The CSV file: https://pastebin.com/raw/j7mjCVXw
Thanks for the kind words.
Probably not. Remember that time is part of the encoding, so interval won’t really matter. There is only one dimension of time for HTM, same as us… the dimension of each moment coming after the previous one. But this dimension is not necessarily linear. As you have noted, sensors may not have regular sampling intervals when gather data. Chemicals in the brain may also affect how much energy is dedicated to processing certain important moments (fight or flight).
For extracting predictions, however, random intervals makes the problem much harder, because have to think about these moments and predict what comes next. To do this, we have to understand the function of time in the equation. If it is linear (all data points are equally spaced), this makes the problem easy. But if there is any randomness, the problem becomes much, much harder.
Don’t use swarming if you are doing scalar anomaly detection. Swarming is tuned to a predicted field, and getting the best predicted values for that particular field. It doesn’t translate well to anomaly detection, IMO. We have a set of model params we use for scalar anomaly detection, I would start there.
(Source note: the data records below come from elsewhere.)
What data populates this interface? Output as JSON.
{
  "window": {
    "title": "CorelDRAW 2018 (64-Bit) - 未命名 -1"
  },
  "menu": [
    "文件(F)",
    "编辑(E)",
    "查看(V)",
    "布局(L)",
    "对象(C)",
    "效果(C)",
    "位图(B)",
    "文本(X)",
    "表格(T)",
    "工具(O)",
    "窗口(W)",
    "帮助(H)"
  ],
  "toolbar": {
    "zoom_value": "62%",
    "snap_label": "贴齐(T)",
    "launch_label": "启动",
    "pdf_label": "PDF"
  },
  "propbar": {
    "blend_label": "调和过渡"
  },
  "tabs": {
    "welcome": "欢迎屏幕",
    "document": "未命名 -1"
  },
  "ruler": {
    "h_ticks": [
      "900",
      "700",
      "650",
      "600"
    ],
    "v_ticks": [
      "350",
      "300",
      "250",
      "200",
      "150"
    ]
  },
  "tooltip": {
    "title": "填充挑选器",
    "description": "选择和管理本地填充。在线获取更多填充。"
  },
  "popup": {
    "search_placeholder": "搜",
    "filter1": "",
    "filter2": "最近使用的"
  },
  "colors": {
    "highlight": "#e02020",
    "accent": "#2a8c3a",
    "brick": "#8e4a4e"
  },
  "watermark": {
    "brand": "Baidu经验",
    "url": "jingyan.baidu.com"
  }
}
You can pre-process your data by aggregating it into a regular interval. There are many ways to do this, which are outside the scope of this conversation. (If someone has advice, please break off a thread from this post.)
But if you just want anomalies, it won’t be a problem. I just ran your data through HTM Studio, and it seems to work:
At least I assumed this was the anomaly you were expecting it to find? It saw it both in volume and close.